The ceremony took place at Old Argonner Kaserne in the presence of about 60 community leaders, Soldiers, family members and civilian employees.

The commitment to take care of family members was signed by Kenneth Pierson, deputy garrison commander; Command Sgt. Maj. Jose Fontanez; Lt. Col. Sean Gainey, commander of 5th Battalion, 7th Air Defense Artillery; and Lt. Gen. Kenneth Hunzeker, commander V Corps commander.

"I have looked up the word 'covenant' in the dictionary and it means an absolute irrevocable vow to do something. The Army makes this vow to the families," said Pierson. "Never before has there been a group of leaders saying 'now it is time to take care of Soldiers and families' life.' Leadership is making a commitment, and Soldiers and families need that commitment."

Overall, the Army Soldier Family Action Plan is an Army-wide plan to make the Army Family Covenant a reality by reaffirming the service's commitment to families, while integrating programs more effectively. The signing ceremony is a symbolic gesture to keep people informed of actions taking place to improve their quality of life.

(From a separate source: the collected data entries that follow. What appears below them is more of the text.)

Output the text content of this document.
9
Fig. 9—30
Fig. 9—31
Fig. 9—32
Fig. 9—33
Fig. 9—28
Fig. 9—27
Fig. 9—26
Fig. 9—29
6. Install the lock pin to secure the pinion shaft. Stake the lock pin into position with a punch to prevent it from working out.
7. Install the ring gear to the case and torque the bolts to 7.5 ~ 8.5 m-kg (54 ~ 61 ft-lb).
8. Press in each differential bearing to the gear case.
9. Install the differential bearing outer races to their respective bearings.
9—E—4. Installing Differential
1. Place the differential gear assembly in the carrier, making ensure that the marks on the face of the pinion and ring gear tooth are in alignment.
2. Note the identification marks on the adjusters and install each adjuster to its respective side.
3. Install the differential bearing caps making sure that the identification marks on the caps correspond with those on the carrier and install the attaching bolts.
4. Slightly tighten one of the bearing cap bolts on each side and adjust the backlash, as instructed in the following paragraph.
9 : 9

"The covenant symbolizes a $1.4 billion investment in 2008 to improve quality of life for Army Families with a similar amount projected to be put in the budget for the next five years," said Pierson. "Three times as much money as in the last fiscal year will be spent for youth programs. Army Community Service and child care services will receive $265 million, compared to $30.7 million last year," Pierson said.

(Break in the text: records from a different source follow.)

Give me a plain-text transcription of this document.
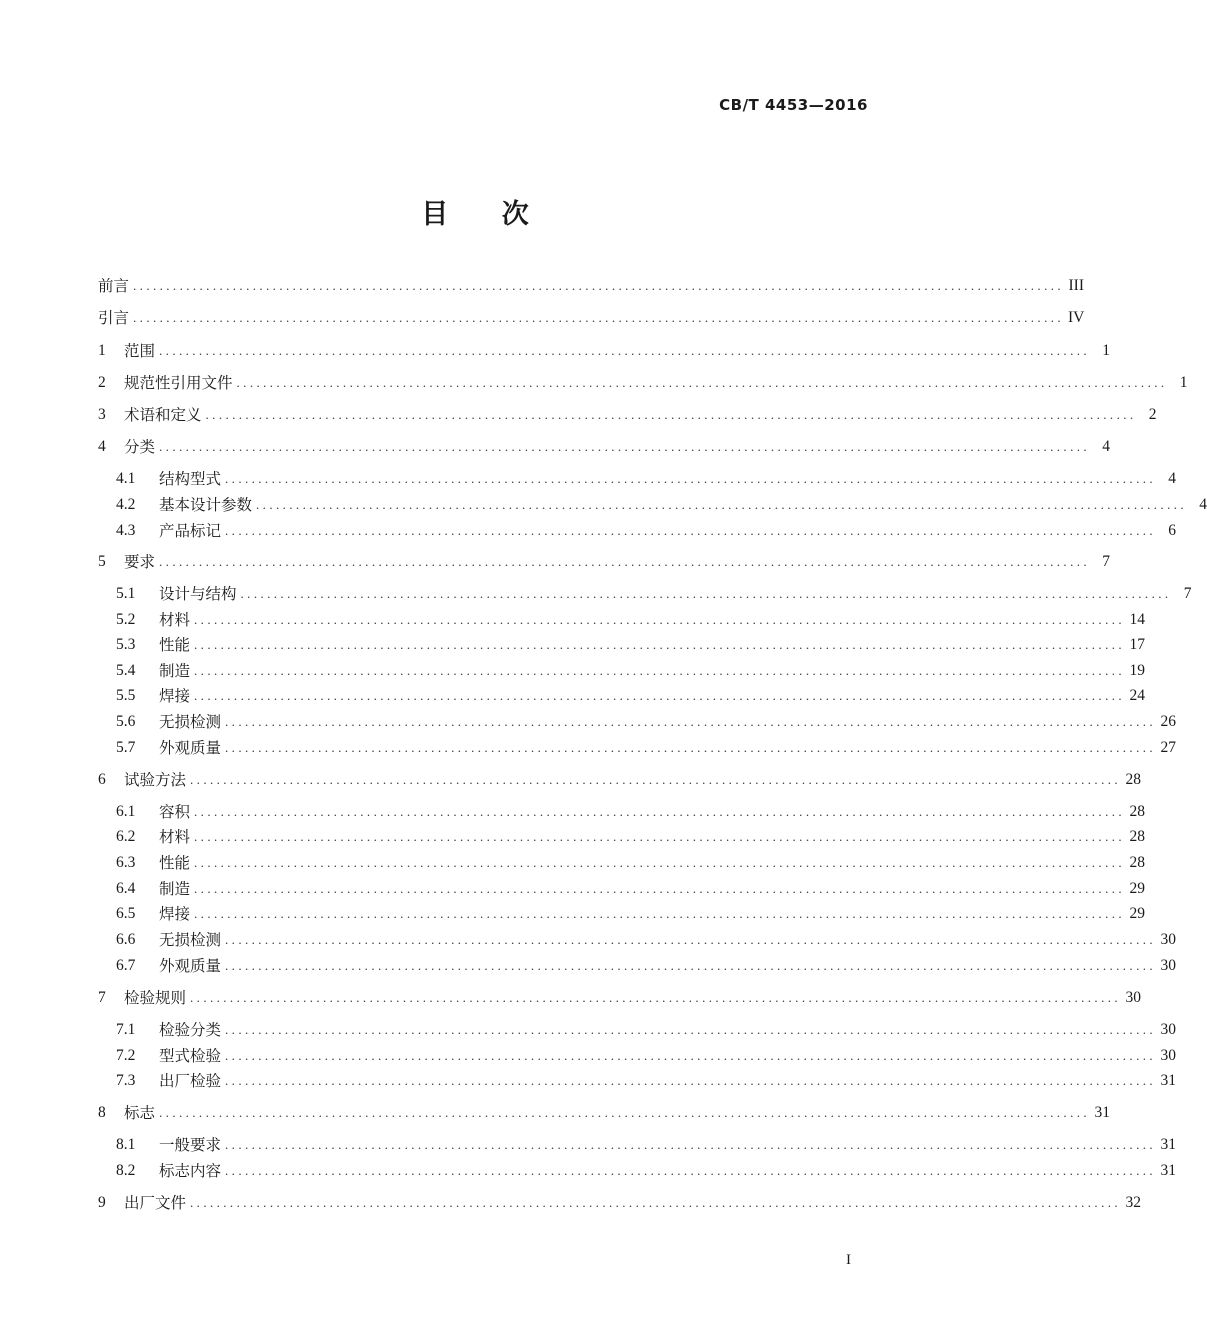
CB/T 4453—2016
目 次
前言 ............................................................................................................................................ III
引言 ............................................................................................................................................ IV
1	范围 ............................................................................................................................................ 1
2	规范性引用文件 ............................................................................................................................................ 1
3	术语和定义 ............................................................................................................................................ 2
4	分类 ............................................................................................................................................ 4
4.1	结构型式 ............................................................................................................................................ 4
4.2	基本设计参数 ............................................................................................................................................ 4
4.3	产品标记 ............................................................................................................................................ 6
5	要求 ............................................................................................................................................ 7
5.1	设计与结构 ............................................................................................................................................ 7
5.2	材料 ............................................................................................................................................ 14
5.3	性能 ............................................................................................................................................ 17
5.4	制造 ............................................................................................................................................ 19
5.5	焊接 ............................................................................................................................................ 24
5.6	无损检测 ............................................................................................................................................ 26
5.7	外观质量 ............................................................................................................................................ 27
6	试验方法 ............................................................................................................................................ 28
6.1	容积 ............................................................................................................................................ 28
6.2	材料 ............................................................................................................................................ 28
6.3	性能 ............................................................................................................................................ 28
6.4	制造 ............................................................................................................................................ 29
6.5	焊接 ............................................................................................................................................ 29
6.6	无损检测 ............................................................................................................................................ 30
6.7	外观质量 ............................................................................................................................................ 30
7	检验规则 ............................................................................................................................................ 30
7.1	检验分类 ............................................................................................................................................ 30
7.2	型式检验 ............................................................................................................................................ 30
7.3	出厂检验 ............................................................................................................................................ 31
8	标志 ............................................................................................................................................ 31
8.1	一般要求 ............................................................................................................................................ 31
8.2	标志内容 ............................................................................................................................................ 31
9	出厂文件 ............................................................................................................................................ 32
I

"This is bittersweet for Hanau, because we are closing the community. But I promise you that wherever you go from here things will be much better," he added.

"This is a great opportunity for the Army to put their money where their mouth is," said Hunzeker. "We have known for a long time that families are our future, and it is about time we did this."

The general added that in the past, up to 66 percent of Soldiers were single, whereas most today are married. "We have to pay tribute to this fact."

"I think it is good that they are taking care of our families, particularly the families of deployed Soldiers," said 5-7th ADA Family Readiness Group leader Amber Farrell.

"I think the Army already does a pretty good job of taking care of families, but this will hopefully improve the quality of care," Farrell said. "For example employment readiness of the spouses needs improvement stateside, and more job opportunities have to be created for them."

"I hope we will see improvements soon," she added.